Most of the changes will be implemented on a date yet to be formally announced, but likely to be 1 January 2013. As previously announced by Minister Shorten and summarised in our special October 2012 edition of Employment Matters, the changes include:

  • setting new time limits of 21 days for both unfair dismissal and dismissalrelated general protections claimse
  • xpanding the circumstances in which costs orders can made against parties (or indeed representatives) who act unreasonably in relation to an unfair dismissal claim, and also the circumstances in which such a claim can be thrown out
  • prohibiting opt-out clauses in enterprise agreements, ensuring that agreements must cover more than one employee, and preventing union officials acting as bargaining representatives where their union has no coverage, and
  • making various changes to the rules for conducting protected action ballots.

It has also now been confirmed that Fair Work Australia (FWA) will be renamed the Fair Work Commission, despite both its President, Justice Ross, and the Review panel recommending that the words ‘Fair Work’ be dropped.  

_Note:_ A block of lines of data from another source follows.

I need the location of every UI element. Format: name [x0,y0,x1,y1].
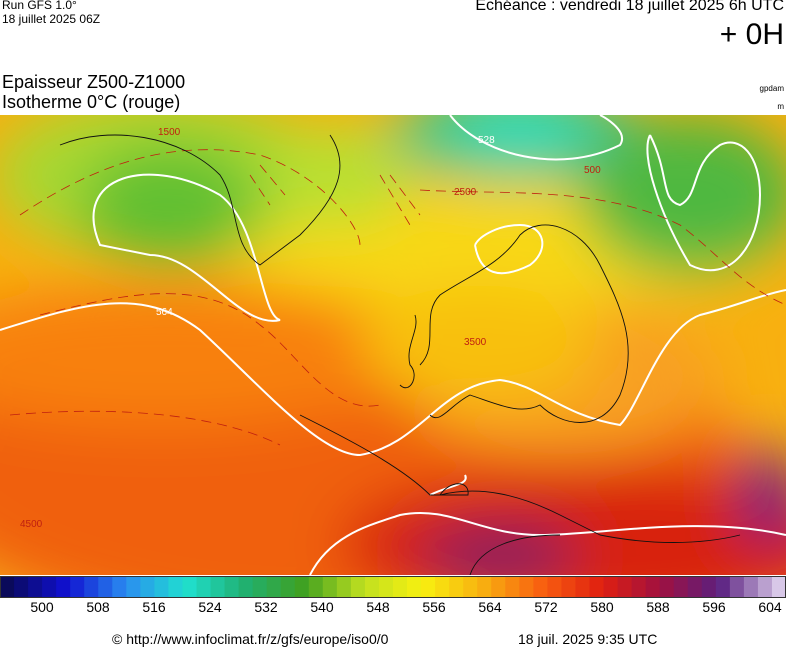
label-500: 500 [584,165,601,176]
iso0-contours [9,149,786,446]
colorbar-swatch [743,576,759,597]
label-1500: 1500 [158,127,181,138]
colorbar-swatch [463,576,478,597]
colorbar-swatch [210,576,226,597]
colorbar-swatch [336,576,352,597]
label-528: 528 [478,135,495,146]
colorbar-swatch [393,576,408,597]
field: 528 500 1500 2500 3500 564 4500 [0,115,786,575]
colorbar-swatch [182,576,197,597]
colorbar-swatch [519,576,534,597]
colorbar-swatch [407,576,422,597]
colorbar-swatch [673,576,689,597]
colorbar-tick-label: 580 [590,599,614,615]
colorbar-swatch [308,576,324,597]
colorbar-tick-label: 604 [758,599,782,615]
colorbar-swatch [266,576,282,597]
colorbar-swatch [98,576,113,597]
colorbar-tick-label: 596 [702,599,726,615]
colorbar-swatch [196,576,212,597]
colorbar-swatch [252,576,268,597]
unit-m: m [777,102,784,111]
colorbar-swatch [42,576,57,597]
colorbar-swatch [350,576,366,597]
colorbar-swatch [364,576,380,597]
colorbar-swatch [168,576,183,597]
colorbar-swatch [154,576,169,597]
colorbar-tick-label: 572 [534,599,558,615]
colorbar-tick-label: 532 [254,599,278,615]
offset: + 0H [719,18,784,51]
footer-source: © http://www.infoclimat.fr/z/gfs/europe/… [112,631,389,647]
colorbar-swatch [561,576,576,597]
label-4500: 4500 [20,519,43,530]
colorbar-tick-label: 500 [30,599,54,615]
colorbar-swatch [589,576,605,597]
colorbar-swatch [84,576,99,597]
map: 528 500 1500 2500 3500 564 4500 [0,115,786,575]
colorbar-swatch [126,576,141,597]
colorbar-tick-label: 540 [310,599,334,615]
footer-time: 18 juil. 2025 9:35 UTC [518,631,658,647]
colorbar: 500 508 516 524 532 540 548 556 564 572 580 588 596 6… [0,576,786,615]
colorbar-swatch [687,576,703,597]
unit-gpdam: gpdam [759,84,784,93]
colorbar-swatch [280,576,296,597]
colorbar-swatch [645,576,661,597]
colorbar-swatch [294,576,310,597]
colorbar-swatch [224,576,240,597]
run-label: Run GFS 1.0° [2,0,77,12]
colorbar-swatch [603,576,619,597]
label-3500: 3500 [464,337,487,348]
colorbar-tick-label: 508 [86,599,110,615]
colorbar-tick-label: 588 [646,599,670,615]
colorbar-swatch [14,576,29,597]
colorbar-swatch [491,576,506,597]
colorbar-swatch [28,576,43,597]
colorbar-swatch [56,576,71,597]
colorbar-tick-label: 516 [142,599,166,615]
colorbar-tick-label: 524 [198,599,222,615]
colorbar-swatch [378,576,394,597]
colorbar-tick-label: 556 [422,599,446,615]
colorbar-swatch [0,576,15,597]
colorbar-swatch [322,576,338,597]
colorbar-swatch [140,576,155,597]
colorbar-swatch [729,576,745,597]
echeance: Echéance : vendredi 18 juillet 2025 6h U… [475,0,784,14]
subtitle: Isotherme 0°C (rouge) [2,92,181,112]
colorbar-swatch [449,576,464,597]
colorbar-swatch [435,576,450,597]
colorbar-swatch [771,576,786,597]
colorbar-swatch [617,576,633,597]
colorbar-swatch [112,576,127,597]
contour-labels: 528 500 1500 2500 3500 564 4500 [20,127,601,530]
title: Epaisseur Z500-Z1000 [2,72,186,92]
coastlines [59,134,741,575]
colorbar-swatch [547,576,562,597]
colorbar-tick-label: 548 [366,599,390,615]
colorbar-swatch [421,576,436,597]
colorbar-swatch [757,576,773,597]
colorbar-swatch [70,576,85,597]
colorbar-swatch [477,576,492,597]
colorbar-swatch [533,576,548,597]
colorbar-swatch [238,576,254,597]
colorbar-swatch [505,576,520,597]
colorbar-swatch [715,576,731,597]
colorbar-swatch [575,576,590,597]
label-2500: 2500 [454,187,477,198]
colorbar-swatch [701,576,717,597]
thickness-contours [0,115,786,575]
colorbar-swatch [631,576,647,597]
colorbar-swatch [659,576,675,597]
label-564: 564 [156,307,173,318]
run-date: 18 juillet 2025 06Z [2,12,101,26]
colorbar-tick-label: 564 [478,599,502,615]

Another request from Justice Ross, that the agency have a single Vice President with judicial status and salary, has been answered with the creation of two Vice Presidents, but without that status. It is unclear whether the two existing FWA members who currently have the title of ‘Vice President’ (carried over from their previous appointments to the Australian Industrial Relations Commission) will be appointed to the new roles, which will apparently be advertised.  

Finally, the FWA’s Minimum Wage Panel will be subsumed within a new Expert Panel of the renamed Commission. Besides conducting annual wage reviews, this Panel will oversee a new and more transparent process for identifying the superannuation funds to be listed in modern awards as ‘default’ options for employer contributions.